Anziety? Soap Operas Help!

Feb 12, 2006 23:19


I seem to never learn from my mistakes. I have to stop caring so much. It's because I care so much that I get hurt time and time again.

I have been extremely bitchy lately, refusing to hear the other side of the story because you know what, I'm tired of reasoning, I'm tired of having to say well.. because of that, I suppose it's ok. But it's not ok. At least not in this particular case. It will never be ok to me. You do it once to me, and I will never trust you. Because to be frank, no way in hell will I allow myself to get hurt when I know what the other's priorities truly are. You can say you changed, but I just won't take that chance. No one ever forces you to do anything, what you do is what you choose. If I see the choices you make, that can potentially hurt me, then I'm backing out. So honestly, now you have no one to blame but yourself if you end up alone. I won't pity you, because why should I? You made the choice.
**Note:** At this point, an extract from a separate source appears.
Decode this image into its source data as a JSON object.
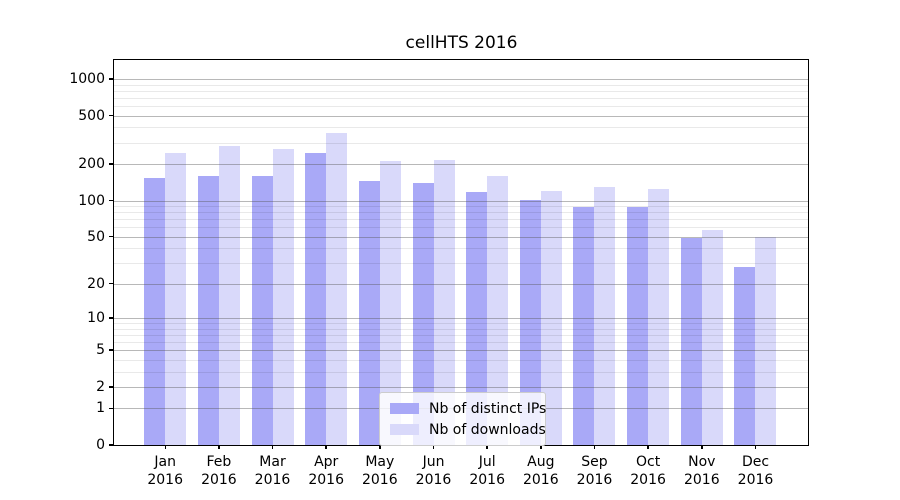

I've noticed a trend. When I get stressed or anxious, I focus everything on my korean soap operas. I just completely indulge myself in the drama and if its funny, I laugh my ass off. If it's sad I cry my ass off. If it sucks, I still indulge myself in it. As long as it helps me to get away from thinking about my stress.. my anxiety. If I let my guard down, I'm afriad of what might happen. My recent indulgence have been: All About Eve. It's not the best drama, but it's decent. Not one I would recommend though.

It seems that lately, human morale has been so low. It's already bad enough that the entertainment industry believes that sex sells, but now that we're actually promoting it, saying that it's ok, that it's no longer a surprise when people divorce, when people have affairs. I mean what's wrong with the world now? What happened to good ol' chivalry? I'm a bit disgusted. I'm starting to think I'm more republican than I am democratic.. I think that's my worst fear. REPUBLICAN. Holy crap. lol.

Weird out of nowhere comments of almost anything.

My attempts of a "vague" entry is so horrible. It's pathetic really haha.